A’s play rude hosts to Jeter and the Yankees for the second straight day

By Morris Phillips

The A’s may officially be baseball’s second-best team, but on days like Sunday, they look the best by a wide margin. Just ask the Yankees, who fell to the A’s 10-5 after falling behind 10-0 after just four innings.

The win was the A’s second straight over New York after Friday’s humbling 7-0 loss and allowed the A’s to extend their lead in the AL West to 4 ½ games after the Angels fell in Atlanta on Sunday night. But what continues to standout about this club, is their statistical dominance which at least argumentatively places them above all 29 other clubs. After 69 games, the A’s have allowed the fewest runs in baseball while scoring the second-most. In terms of runs differential, no one’s close to Oakland with that number standing at +132 after Sunday’s blowout.

“What is says that we are able to get starters out of the game early like we did today and get into parts of the bullpen that aren’t as significant as the back end of it,” manager Bob Melvin said.

The A’s used the long ball to dispatch the Yankees on Sunday starting in the first inning when Derek Norris connected for a three-run shot off New York starter Vidal Nuno. Coco Crisp hit his fifth homer of the season in the second inning—also with two runners aboard—and the A’s had a quick 6-0 lead.

Starter Jesse Chavez took the ball from there, going six innings allowing just five hits and a run. Melvin then pulled the plug on Chavez who at the age of 30 has never thrown more than 100 innings at the major league level. Chavez threw 89 pitches, but it was quality over quantity, according to Melvin.

“You could tell right away he was on it pretty good,” Melvin said. “Cutter to both sides to the plate, good curveball to create a gap between the hard stuff and the off-speed stuff.

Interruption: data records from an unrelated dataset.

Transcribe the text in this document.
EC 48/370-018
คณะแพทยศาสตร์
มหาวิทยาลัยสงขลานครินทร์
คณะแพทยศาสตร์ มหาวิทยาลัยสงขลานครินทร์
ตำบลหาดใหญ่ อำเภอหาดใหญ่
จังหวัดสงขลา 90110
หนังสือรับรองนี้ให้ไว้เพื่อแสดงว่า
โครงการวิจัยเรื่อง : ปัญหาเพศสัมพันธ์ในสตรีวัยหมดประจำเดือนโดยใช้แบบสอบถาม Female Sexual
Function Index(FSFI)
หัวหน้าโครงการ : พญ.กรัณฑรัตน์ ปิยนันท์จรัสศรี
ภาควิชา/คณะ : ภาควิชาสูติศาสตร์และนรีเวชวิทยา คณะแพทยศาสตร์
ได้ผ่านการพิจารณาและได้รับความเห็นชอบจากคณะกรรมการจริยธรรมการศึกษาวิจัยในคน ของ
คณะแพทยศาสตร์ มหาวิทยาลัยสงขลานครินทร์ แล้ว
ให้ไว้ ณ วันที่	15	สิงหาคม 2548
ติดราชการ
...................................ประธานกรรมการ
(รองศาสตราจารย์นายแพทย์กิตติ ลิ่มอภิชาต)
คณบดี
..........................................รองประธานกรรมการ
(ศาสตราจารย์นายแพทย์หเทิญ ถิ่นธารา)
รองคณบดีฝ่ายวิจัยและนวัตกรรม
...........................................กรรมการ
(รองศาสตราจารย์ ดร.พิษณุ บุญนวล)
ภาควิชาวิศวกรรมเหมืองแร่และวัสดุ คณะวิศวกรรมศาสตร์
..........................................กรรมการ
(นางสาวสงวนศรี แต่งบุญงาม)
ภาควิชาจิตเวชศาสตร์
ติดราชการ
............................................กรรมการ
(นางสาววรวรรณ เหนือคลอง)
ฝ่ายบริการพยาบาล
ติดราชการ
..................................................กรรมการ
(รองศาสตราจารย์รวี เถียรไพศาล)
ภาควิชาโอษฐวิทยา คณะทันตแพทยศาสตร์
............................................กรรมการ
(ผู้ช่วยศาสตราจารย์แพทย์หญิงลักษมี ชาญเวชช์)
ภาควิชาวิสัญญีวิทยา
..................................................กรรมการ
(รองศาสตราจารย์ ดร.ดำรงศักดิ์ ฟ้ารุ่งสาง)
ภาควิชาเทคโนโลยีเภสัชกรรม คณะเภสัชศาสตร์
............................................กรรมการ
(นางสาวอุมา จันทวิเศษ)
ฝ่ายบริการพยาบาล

Threw a few good changeups; the first 60 pitches were really good.”

For New York, Nuno was gone two batters into the fourth inning, allowing eight runs on eight hits. Nuno saw his record fall to 1-3 while Chavez improved to 6-4.

Derek Jeter was honored before the game by the A’s in his last regular season game at the Coliseum. Jeter finished the game 1 for 3 with a sacrifice fly in the seventh inning that trimmed the A’s lead to 10-3. Jeter’s decision to return to baseball for one more year after his injury-marred 2013 season has paid off so far with the shortstop hitting .271 on the season.

A’s third baseman Josh Donaldson was dropped to sixth in the lineup due to his prolonged slump, but he came up with an RBI single in the fourth that put the A’s up 10-0.   The A’s managed 12 hits on the afternoon with all but Jed Lowrie and Brandon Moss producing at least one hit in their starting lineup.

On Monday, the A’s continue their 10-game homestand with three games against Texas. The Rangers’ Colby Lewis will face Oakland’s Drew Pomeranz in the 7:05pm contest.